What is Animal Assisted Speech Therapy?

AAT is a goal-directed intervention in which an animal that meets specific criteria is an integral part of the treatment process. AAT is directed and/or delivered by a health/human service professional with specialized expertise, and within the scope of practice of his/her profession. AAT is designed to promote improvement in human physical, social, emotional, and/or cognitive functioning [cognitive functioning refers to thinking and intellectual skills]. AAT is provided in a variety of settings and may be group or individual in nature.

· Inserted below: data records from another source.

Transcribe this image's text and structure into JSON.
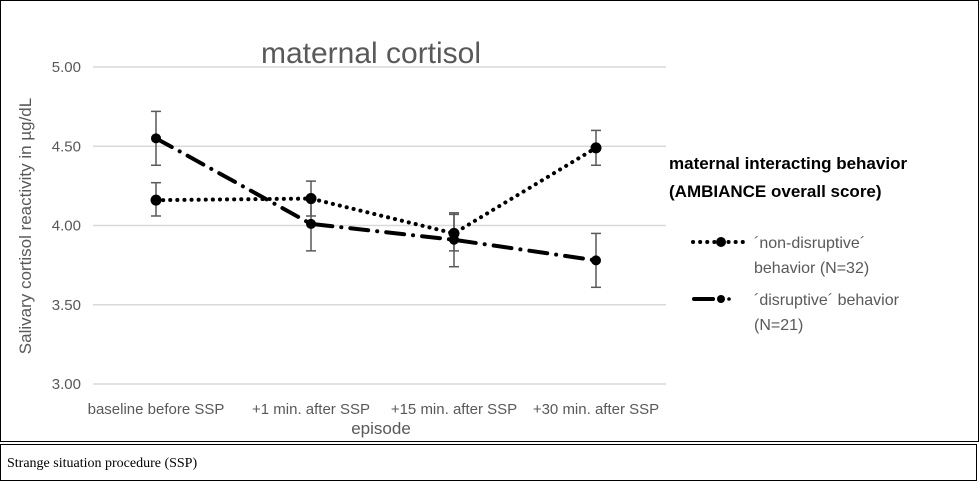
{
  "chart_data": {
    "type": "line",
    "title": "maternal cortisol",
    "xlabel": "episode",
    "ylabel": "Salivary cortisol reactivity in µg/dL",
    "ylim": [
      3.0,
      5.0
    ],
    "yticks": [
      "3.00",
      "3.50",
      "4.00",
      "4.50",
      "5.00"
    ],
    "ytick_values": [
      3.0,
      3.5,
      4.0,
      4.5,
      5.0
    ],
    "grid": true,
    "categories": [
      "baseline before SSP",
      "+1 min. after SSP",
      "+15 min. after SSP",
      "+30 min. after SSP"
    ],
    "legend": {
      "title_line1": "maternal interacting behavior",
      "title_line2": "(AMBIANCE overall score)",
      "placement": "right"
    },
    "series": [
      {
        "name_line1": "´non-disruptive´",
        "name_line2": "behavior (N=32)",
        "style": "dotted",
        "values": [
          4.16,
          4.17,
          3.95,
          4.49
        ],
        "err_low": [
          4.06,
          4.06,
          3.84,
          4.38
        ],
        "err_high": [
          4.27,
          4.28,
          4.08,
          4.6
        ]
      },
      {
        "name_line1": "´disruptive´ behavior",
        "name_line2": "(N=21)",
        "style": "dash-dot",
        "values": [
          4.55,
          4.01,
          3.91,
          3.78
        ],
        "err_low": [
          4.38,
          3.84,
          3.74,
          3.61
        ],
        "err_high": [
          4.72,
          4.18,
          4.07,
          3.95
        ]
      }
    ]
  },
  "caption": "Strange situation procedure (SSP)",
  "colors": {
    "grid": "#d9d9d9",
    "text": "#595959",
    "series": "#000000",
    "errorbar": "#595959"
  }
}
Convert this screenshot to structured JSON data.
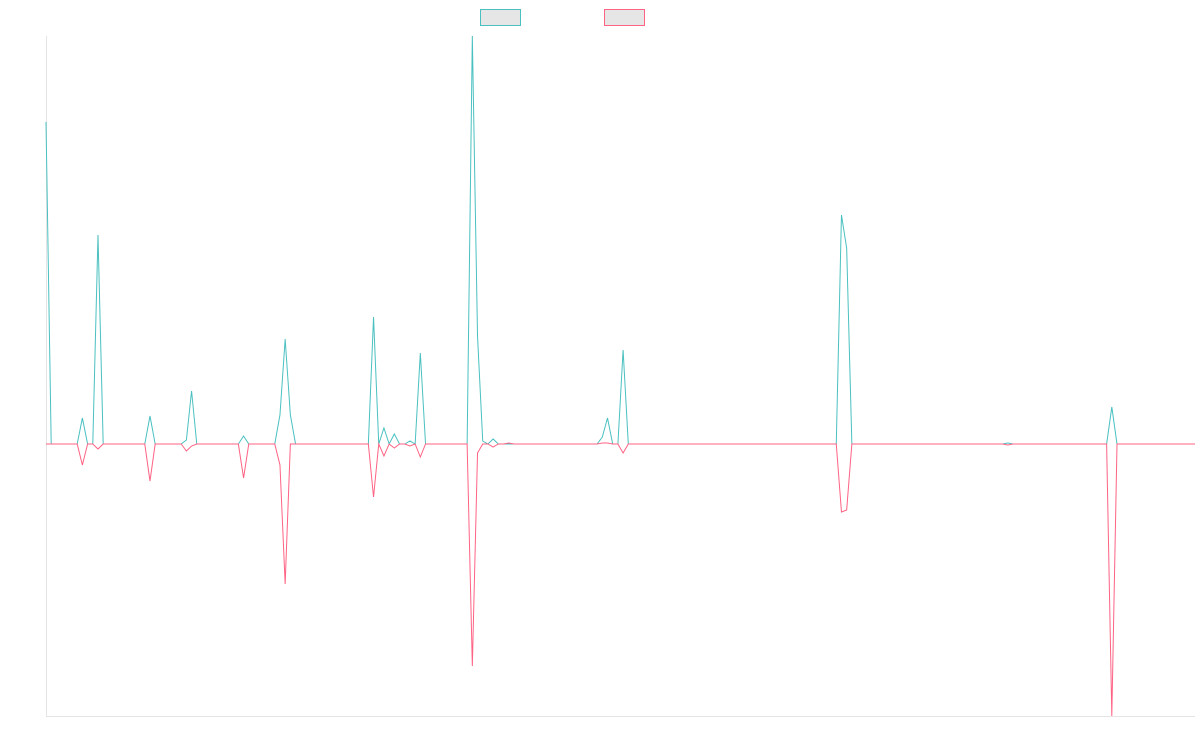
{
  "chart_data": {
    "type": "line",
    "series": [
      {
        "color": "#4bc0c0",
        "values": [
          322,
          0,
          0,
          0,
          0,
          0,
          0,
          26,
          0,
          0,
          209,
          0,
          0,
          0,
          0,
          0,
          0,
          0,
          0,
          0,
          28,
          0,
          0,
          0,
          0,
          0,
          0,
          4,
          53,
          0,
          0,
          0,
          0,
          0,
          0,
          0,
          0,
          0,
          8,
          0,
          0,
          0,
          0,
          0,
          0,
          29,
          105,
          29,
          0,
          0,
          0,
          0,
          0,
          0,
          0,
          0,
          0,
          0,
          0,
          0,
          0,
          0,
          0,
          127,
          0,
          16,
          0,
          10,
          0,
          0,
          3,
          0,
          91,
          0,
          0,
          0,
          0,
          0,
          0,
          0,
          0,
          0,
          408,
          108,
          3,
          0,
          5,
          0,
          0,
          0,
          0,
          0,
          0,
          0,
          0,
          0,
          0,
          0,
          0,
          0,
          0,
          0,
          0,
          0,
          0,
          0,
          0,
          7,
          26,
          0,
          0,
          94,
          0,
          0,
          0,
          0,
          0,
          0,
          0,
          0,
          0,
          0,
          0,
          0,
          0,
          0,
          0,
          0,
          0,
          0,
          0,
          0,
          0,
          0,
          0,
          0,
          0,
          0,
          0,
          0,
          0,
          0,
          0,
          0,
          0,
          0,
          0,
          0,
          0,
          0,
          0,
          0,
          0,
          229,
          196,
          0,
          0,
          0,
          0,
          0,
          0,
          0,
          0,
          0,
          0,
          0,
          0,
          0,
          0,
          0,
          0,
          0,
          0,
          0,
          0,
          0,
          0,
          0,
          0,
          0,
          0,
          0,
          0,
          0,
          0,
          1,
          0,
          0,
          0,
          0,
          0,
          0,
          0,
          0,
          0,
          0,
          0,
          0,
          0,
          0,
          0,
          0,
          0,
          0,
          0,
          37,
          0,
          0,
          0,
          0,
          0,
          0,
          0,
          0,
          0,
          0,
          0,
          0,
          0,
          0,
          0,
          0
        ]
      },
      {
        "color": "#ff6384",
        "values": [
          0,
          0,
          0,
          0,
          0,
          0,
          0,
          -21,
          0,
          0,
          -5,
          0,
          0,
          0,
          0,
          0,
          0,
          0,
          0,
          0,
          -37,
          0,
          0,
          0,
          0,
          0,
          0,
          -7,
          -2,
          0,
          0,
          0,
          0,
          0,
          0,
          0,
          0,
          0,
          -34,
          0,
          0,
          0,
          0,
          0,
          0,
          -21,
          -140,
          0,
          0,
          0,
          0,
          0,
          0,
          0,
          0,
          0,
          0,
          0,
          0,
          0,
          0,
          0,
          0,
          -53,
          0,
          -12,
          0,
          -4,
          0,
          0,
          -2,
          0,
          -13,
          0,
          0,
          0,
          0,
          0,
          0,
          0,
          0,
          0,
          -222,
          -9,
          0,
          0,
          -3,
          0,
          0,
          1,
          0,
          0,
          0,
          0,
          0,
          0,
          0,
          0,
          0,
          0,
          0,
          0,
          0,
          0,
          0,
          0,
          0,
          1,
          1,
          0,
          0,
          -9,
          0,
          0,
          0,
          0,
          0,
          0,
          0,
          0,
          0,
          0,
          0,
          0,
          0,
          0,
          0,
          0,
          0,
          0,
          0,
          0,
          0,
          0,
          0,
          0,
          0,
          0,
          0,
          0,
          0,
          0,
          0,
          0,
          0,
          0,
          0,
          0,
          0,
          0,
          0,
          0,
          0,
          -68,
          -66,
          0,
          0,
          0,
          0,
          0,
          0,
          0,
          0,
          0,
          0,
          0,
          0,
          0,
          0,
          0,
          0,
          0,
          0,
          0,
          0,
          0,
          0,
          0,
          0,
          0,
          0,
          0,
          0,
          0,
          0,
          -1,
          0,
          0,
          0,
          0,
          0,
          0,
          0,
          0,
          0,
          0,
          0,
          0,
          0,
          0,
          0,
          0,
          0,
          0,
          0,
          -272,
          0,
          0,
          0,
          0,
          0,
          0,
          0,
          0,
          0,
          0,
          0,
          0,
          0,
          0,
          0,
          0
        ]
      }
    ],
    "ylim": [
      -272,
      408
    ]
  }
}
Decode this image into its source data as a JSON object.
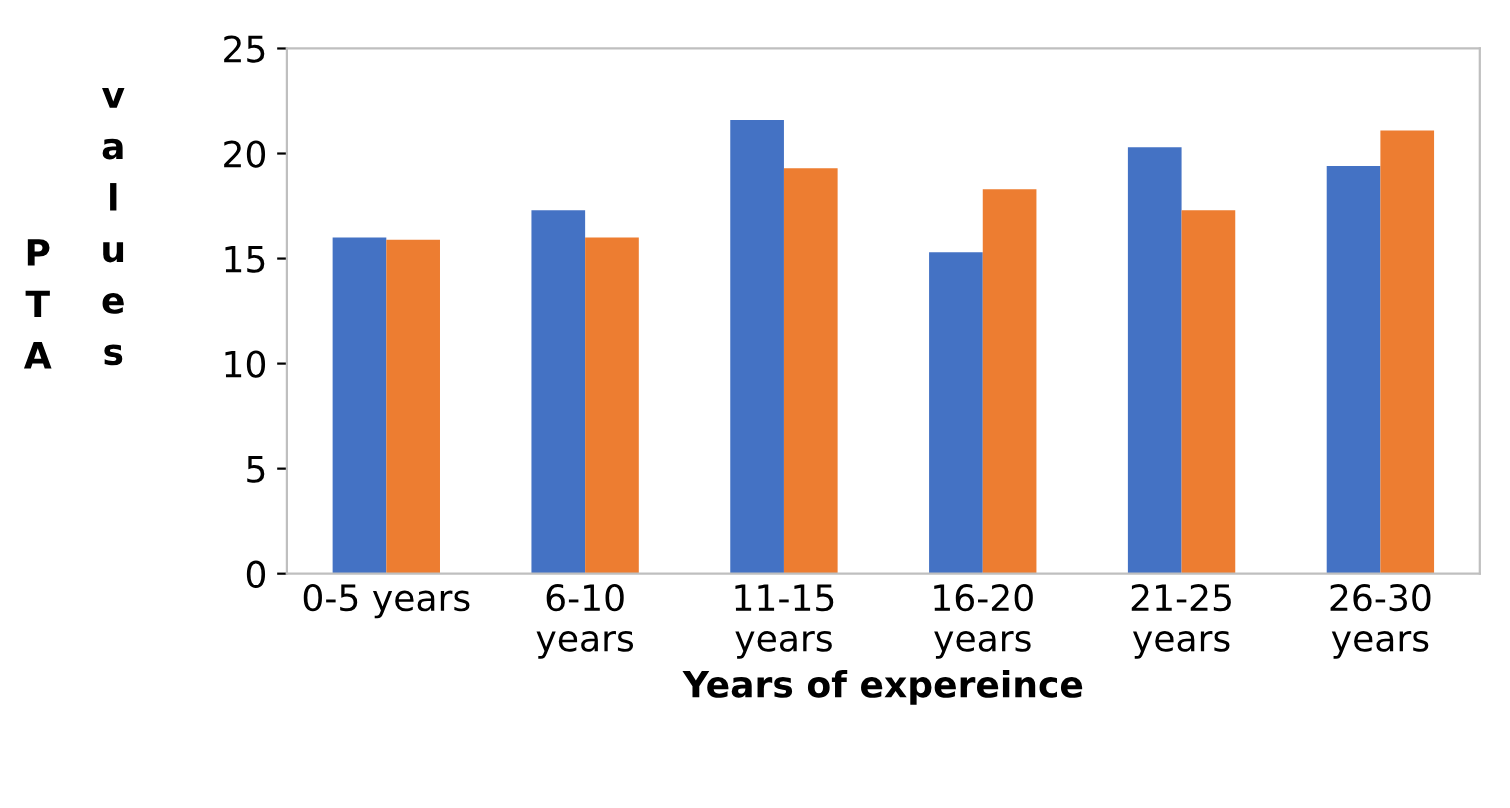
{
  "chart_data": {
    "type": "bar",
    "xlabel": "Years of expereince",
    "ylabel": "PTA values",
    "categories": [
      "0-5 years",
      "6-10\nyears",
      "11-15\nyears",
      "16-20\nyears",
      "21-25\nyears",
      "26-30\nyears"
    ],
    "series": [
      {
        "color": "#4472c4",
        "values": [
          16.0,
          17.3,
          21.6,
          15.3,
          20.3,
          19.4
        ]
      },
      {
        "color": "#ed7d31",
        "values": [
          15.9,
          16.0,
          19.3,
          18.3,
          17.3,
          21.1
        ]
      }
    ],
    "ylim": [
      0,
      25
    ],
    "yticks": [
      0,
      5,
      10,
      15,
      20,
      25
    ],
    "grid": false,
    "legend": false
  }
}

This process is documented and evaluated.

  • Vera
  • Vera with kid
  • Mabel with glasses

    • Mabel and Edie [/slide]

    Meet Mabel and Edie

    We are proud to offer animal assisted therapy in our office. Bri and her first dog, Vera, received specialized training and passed a 22-part evaluation to become part of a person-animal team trained to provide services in a variety of settings. They further underwent special training to work one-on-one with patients to help them meet their therapy goals. This specialized training has been passed down through generations of dogs, including Mabel. Edie joined the family in 2022 and is still practicing, but loves to be in the office.

    How can AAT help?

    When the dogs participates in therapy sessions, they are actively involved in goal directed therapy.  Their presence is is used to encourage patients in many different ways including:

    • Working on pronouncing words by saying their names or giving commands for them to perform tricks
    • They teach personal care skills and organization of tasks by practicing routines to care for a dog
    • They are a great topic for describing, labeling, commenting, story-telling and social communication
    • For children with sensory challenges, the dogs are a tool to help them learn to regulate their emotions and appropriately ignore and tolerate their presence
    • They are great listeners for children working on improving reading skills
    • They make the therapy experience new, fun and interesting
    • Their presence helps to promote more natural communication, leading to easier carry over of newly learned skills

    Above all, the dogs are a great source of motivation. They love everyone equally and never notice a disability. Sometimes people need that extra level of acceptance to try something that is particularly difficult for them, and they are happy to just be a part of the experience.